Dynamical Time-Reversal Symmetry Breaking and Photo-Induced Chiral Spin Liquids in Frustrated Mott Insulators

TL;DR

This paper demonstrates that circularly-polarized light can induce a chiral spin liquid phase in frustrated Mott insulators, providing a new method to realize and study topological quantum spin liquids dynamically.

Contribution

It introduces a Floquet-driven approach to generate a chiral spin liquid in a Kagome Mott insulator by breaking time-reversal symmetry with light, while maintaining SU(2) symmetry.

Findings

Photo-induced chiral spin liquid near equilibrium state

Effective Floquet spin model captures driven dynamics

Suppressed heating allows stable phase realization

Abstract

The search for quantum spin liquids in frustrated quantum magnets recently has enjoyed a surge of interest, with various candidate materials under intense scrutiny.

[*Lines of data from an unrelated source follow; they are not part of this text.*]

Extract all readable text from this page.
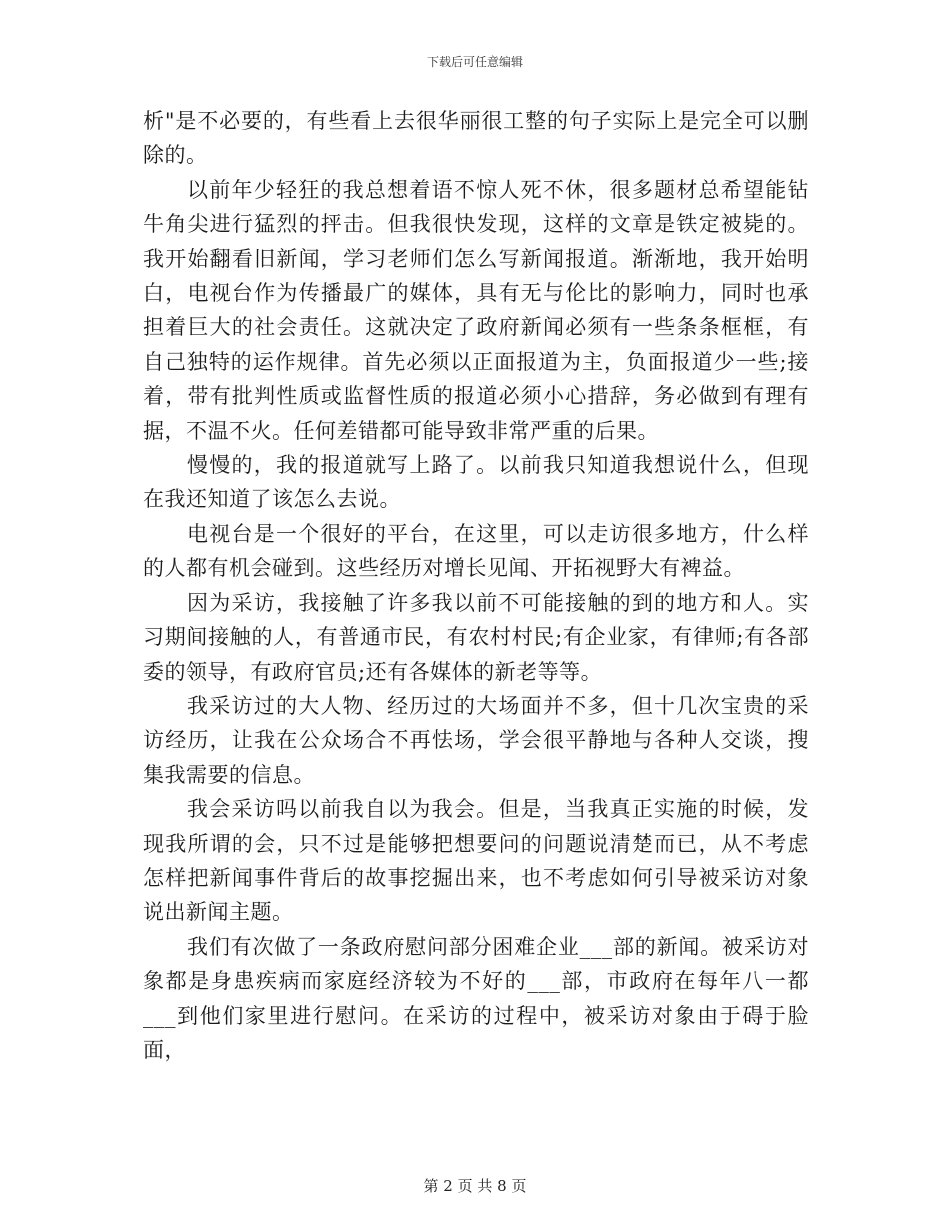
下载后可任意编辑

析"是不必要的，有些看上去很华丽很工整的句子实际上是完全可以删除的。

以前年少轻狂的我总想着语不惊人死不休，很多题材总希望能钻牛角尖进行猛烈的抨击。但我很快发现，这样的文章是铁定被毙的。我开始翻看旧新闻，学习老师们怎么写新闻报道。渐渐地，我开始明白，电视台作为传播最广的媒体，具有无与伦比的影响力，同时也承担着巨大的社会责任。这就决定了政府新闻必须有一些条条框框，有自己独特的运作规律。首先必须以正面报道为主，负面报道少一些;接着，带有批判性质或监督性质的报道必须小心措辞，务必做到有理有据，不温不火。任何差错都可能导致非常严重的后果。

慢慢的，我的报道就写上路了。以前我只知道我想说什么，但现在我还知道了该怎么去说。

电视台是一个很好的平台，在这里，可以走访很多地方，什么样的人都有机会碰到。这些经历对增长见闻、开拓视野大有裨益。

因为采访，我接触了许多我以前不可能接触的到的地方和人。实习期间接触的人，有普通市民，有农村村民;有企业家，有律师;有各部委的领导，有政府官员;还有各媒体的新老等等。

我采访过的大人物、经历过的大场面并不多，但十几次宝贵的采访经历，让我在公众场合不再怯场，学会很平静地与各种人交谈，搜集我需要的信息。

我会采访吗以前我自以为我会。但是，当我真正实施的时候，发现我所谓的会，只不过是能够把想要问的问题说清楚而已，从不考虑怎样把新闻事件背后的故事挖掘出来，也不考虑如何引导被采访对象说出新闻主题。

我们有次做了一条政府慰问部分困难企业___部的新闻。被采访对象都是身患疾病而家庭经济较为不好的___部，市政府在每年八一都___到他们家里进行慰问。在采访的过程中，被采访对象由于碍于脸面，

第 2 页 共 8 页
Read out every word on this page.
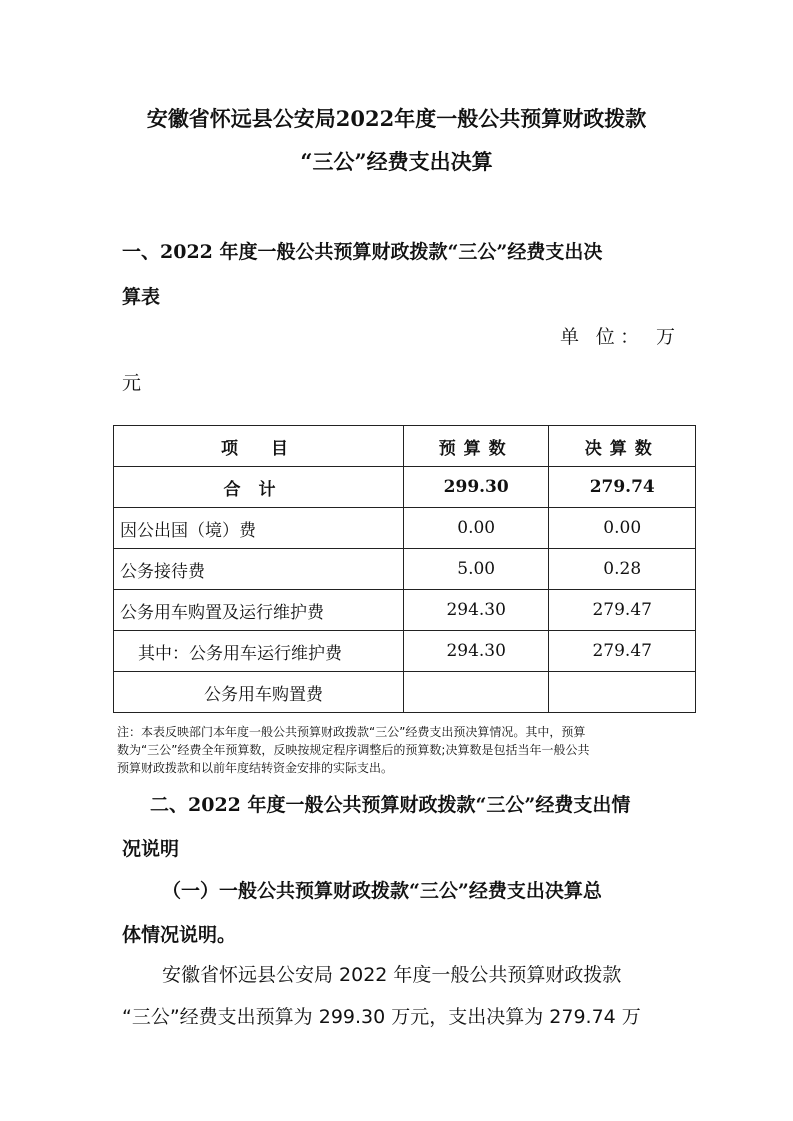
安徽省怀远县公安局2022年度一般公共预算财政拨款
“三公”经费支出决算
一、2022 年度一般公共预算财政拨款“三公”经费支出决
算表
单 位： 万
元
项　目	预算数	决算数
合计	299.30	279.74
因公出国（境）费	0.00	0.00
公务接待费	5.00	0.28
公务用车购置及运行维护费	294.30	279.47
其中：公务用车运行维护费	294.30	279.47
公务用车购置费		
注：本表反映部门本年度一般公共预算财政拨款“三公”经费支出预决算情况。其中，预算
数为“三公”经费全年预算数，反映按规定程序调整后的预算数;决算数是包括当年一般公共
预算财政拨款和以前年度结转资金安排的实际支出。
二、2022 年度一般公共预算财政拨款“三公”经费支出情
况说明
（一）一般公共预算财政拨款“三公”经费支出决算总
体情况说明。
安徽省怀远县公安局 2022 年度一般公共预算财政拨款
“三公”经费支出预算为 299.30 万元，支出决算为 279.74 万
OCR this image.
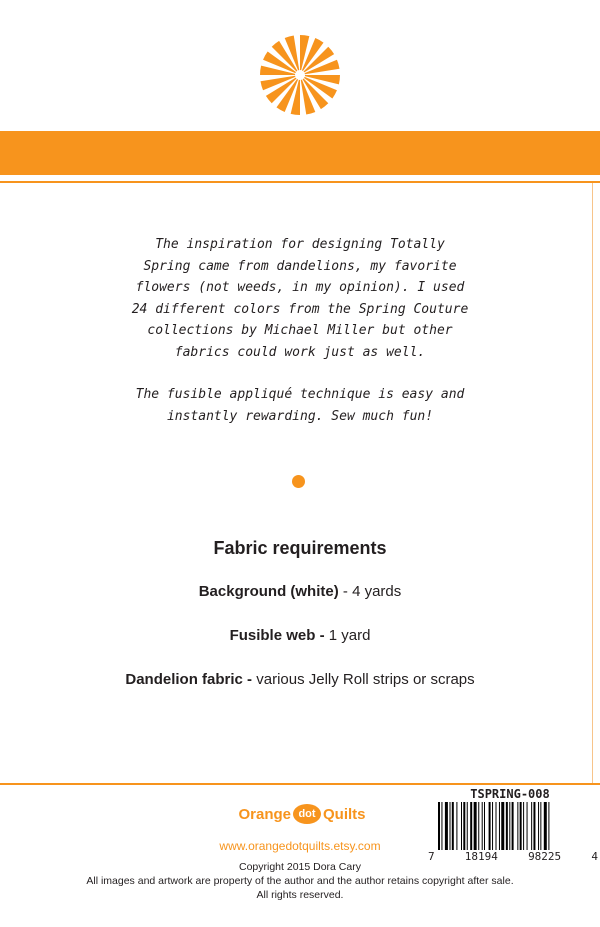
The inspiration for designing Totally
Spring came from dandelions, my favorite
flowers (not weeds, in my opinion). I used
24 different colors from the Spring Couture
collections by Michael Miller but other
fabrics could work just as well.

The fusible appliqué technique is easy and
instantly rewarding. Sew much fun!

Fabric requirements
Background (white) - 4 yards
Fusible web - 1 yard
Dandelion fabric - various Jelly Roll strips or scraps
Orange dot Quilts
www.orangedotquilts.etsy.com
Copyright 2015 Dora Cary
All images and artwork are property of the author and the author retains copyright after sale.
All rights reserved.
TSPRING-008
7	18194	98225	4
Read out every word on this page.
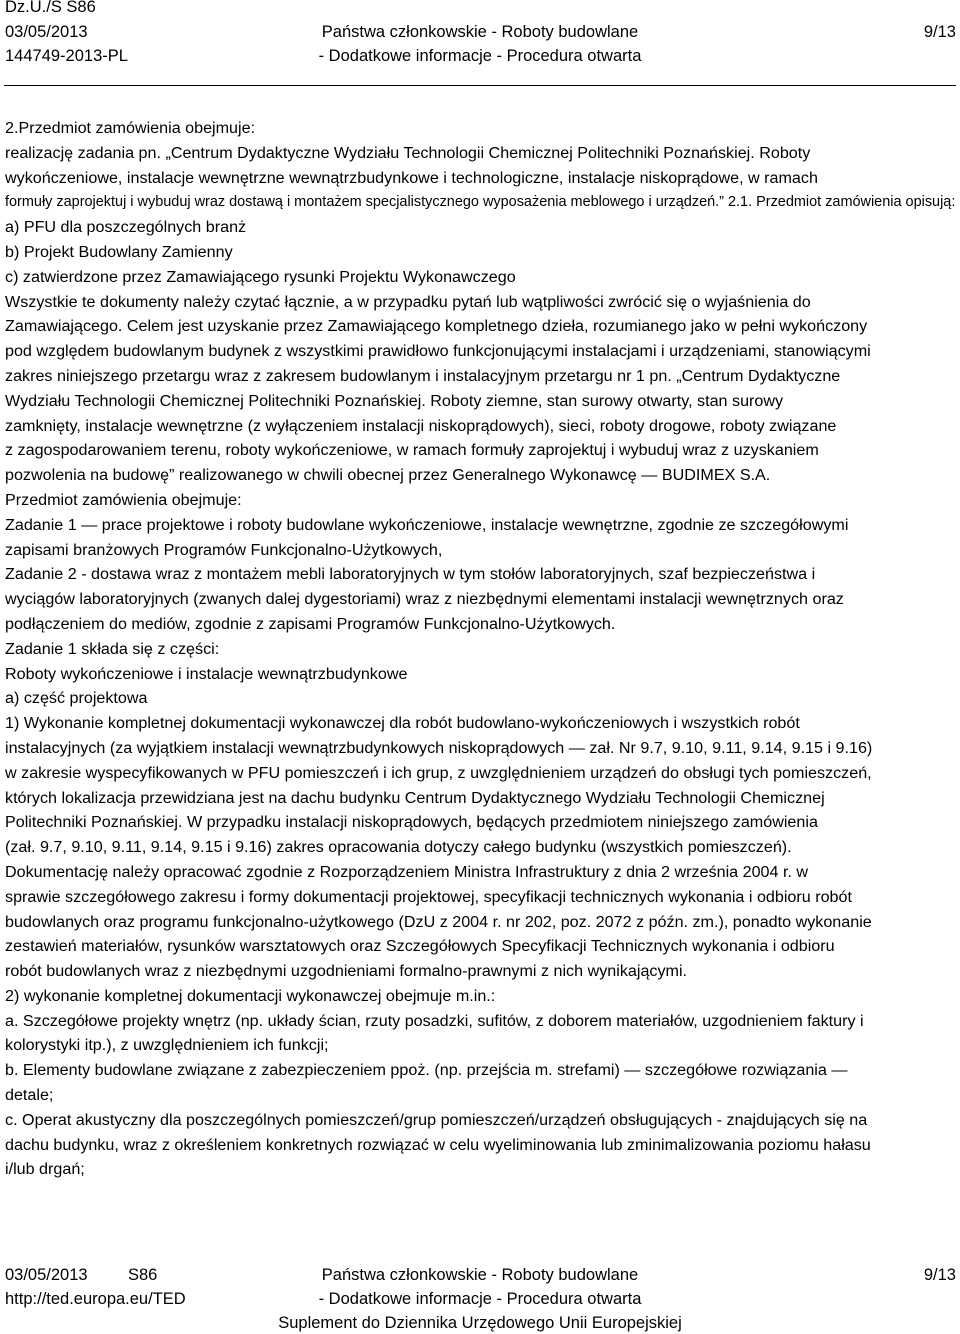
Dz.U./S S86
03/05/2013	Państwa członkowskie - Roboty budowlane	9/13
144749-2013-PL	- Dodatkowe informacje - Procedura otwarta
2.Przedmiot zamówienia obejmuje:
realizację zadania pn. „Centrum Dydaktyczne Wydziału Technologii Chemicznej Politechniki Poznańskiej. Roboty
wykończeniowe, instalacje wewnętrzne wewnątrzbudynkowe i technologiczne, instalacje niskoprądowe, w ramach
formuły zaprojektuj i wybuduj wraz dostawą i montażem specjalistycznego wyposażenia meblowego i urządzeń.” 2.1. Przedmiot zamówienia opisują:
a) PFU dla poszczególnych branż
b) Projekt Budowlany Zamienny
c) zatwierdzone przez Zamawiającego rysunki Projektu Wykonawczego
Wszystkie te dokumenty należy czytać łącznie, a w przypadku pytań lub wątpliwości zwrócić się o wyjaśnienia do
Zamawiającego. Celem jest uzyskanie przez Zamawiającego kompletnego dzieła, rozumianego jako w pełni wykończony
pod względem budowlanym budynek z wszystkimi prawidłowo funkcjonującymi instalacjami i urządzeniami, stanowiącymi
zakres niniejszego przetargu wraz z zakresem budowlanym i instalacyjnym przetargu nr 1 pn. „Centrum Dydaktyczne
Wydziału Technologii Chemicznej Politechniki Poznańskiej. Roboty ziemne, stan surowy otwarty, stan surowy
zamknięty, instalacje wewnętrzne (z wyłączeniem instalacji niskoprądowych), sieci, roboty drogowe, roboty związane
z zagospodarowaniem terenu, roboty wykończeniowe, w ramach formuły zaprojektuj i wybuduj wraz z uzyskaniem
pozwolenia na budowę” realizowanego w chwili obecnej przez Generalnego Wykonawcę — BUDIMEX S.A.
Przedmiot zamówienia obejmuje:
Zadanie 1 — prace projektowe i roboty budowlane wykończeniowe, instalacje wewnętrzne, zgodnie ze szczegółowymi
zapisami branżowych Programów Funkcjonalno-Użytkowych,
Zadanie 2 - dostawa wraz z montażem mebli laboratoryjnych w tym stołów laboratoryjnych, szaf bezpieczeństwa i
wyciągów laboratoryjnych (zwanych dalej dygestoriami) wraz z niezbędnymi elementami instalacji wewnętrznych oraz
podłączeniem do mediów, zgodnie z zapisami Programów Funkcjonalno-Użytkowych.
Zadanie 1 składa się z części:
Roboty wykończeniowe i instalacje wewnątrzbudynkowe
a) część projektowa
1) Wykonanie kompletnej dokumentacji wykonawczej dla robót budowlano-wykończeniowych i wszystkich robót
instalacyjnych (za wyjątkiem instalacji wewnątrzbudynkowych niskoprądowych — zał. Nr 9.7, 9.10, 9.11, 9.14, 9.15 i 9.16)
w zakresie wyspecyfikowanych w PFU pomieszczeń i ich grup, z uwzględnieniem urządzeń do obsługi tych pomieszczeń,
których lokalizacja przewidziana jest na dachu budynku Centrum Dydaktycznego Wydziału Technologii Chemicznej
Politechniki Poznańskiej. W przypadku instalacji niskoprądowych, będących przedmiotem niniejszego zamówienia
(zał. 9.7, 9.10, 9.11, 9.14, 9.15 i 9.16) zakres opracowania dotyczy całego budynku (wszystkich pomieszczeń).
Dokumentację należy opracować zgodnie z Rozporządzeniem Ministra Infrastruktury z dnia 2 września 2004 r. w
sprawie szczegółowego zakresu i formy dokumentacji projektowej, specyfikacji technicznych wykonania i odbioru robót
budowlanych oraz programu funkcjonalno-użytkowego (DzU z 2004 r. nr 202, poz. 2072 z późn. zm.), ponadto wykonanie
zestawień materiałów, rysunków warsztatowych oraz Szczegółowych Specyfikacji Technicznych wykonania i odbioru
robót budowlanych wraz z niezbędnymi uzgodnieniami formalno-prawnymi z nich wynikającymi.
2) wykonanie kompletnej dokumentacji wykonawczej obejmuje m.in.:
a. Szczegółowe projekty wnętrz (np. układy ścian, rzuty posadzki, sufitów, z doborem materiałów, uzgodnieniem faktury i
kolorystyki itp.), z uwzględnieniem ich funkcji;
b. Elementy budowlane związane z zabezpieczeniem ppoż. (np. przejścia m. strefami) — szczegółowe rozwiązania —
detale;
c. Operat akustyczny dla poszczególnych pomieszczeń/grup pomieszczeń/urządzeń obsługujących - znajdujących się na
dachu budynku, wraz z określeniem konkretnych rozwiązać w celu wyeliminowania lub zminimalizowania poziomu hałasu
i/lub drgań;
03/05/2013 S86	Państwa członkowskie - Roboty budowlane	9/13
http://ted.europa.eu/TED	- Dodatkowe informacje - Procedura otwarta
Suplement do Dziennika Urzędowego Unii Europejskiej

However, an experimental confirmation of a gapped topological spin liquid remains an open question. Here, we show that circularly-polarized light can provide a novel knob to drive frustrated Mott insulators into a chiral spin liquid (CSL), realizing an elusive quantum spin liquid with topological order. We find that the dynamics of a driven Kagome Mott insulator is well-captured by an effective Floquet spin model, with heating strongly suppressed, inducing a scalar spin chirality $S_i \cdot (S_j \times S_k)$ term which dynamically breaks time-reversal while preserving SU(2) spin symmetry. We fingerprint the transient phase diagram and find a stable photo-induced CSL near the equilibrium state. The results presented suggest employing dynamical symmetry breaking to engineer quantum spin liquids and access elusive phase transitions that are not readily accessible in equilibrium.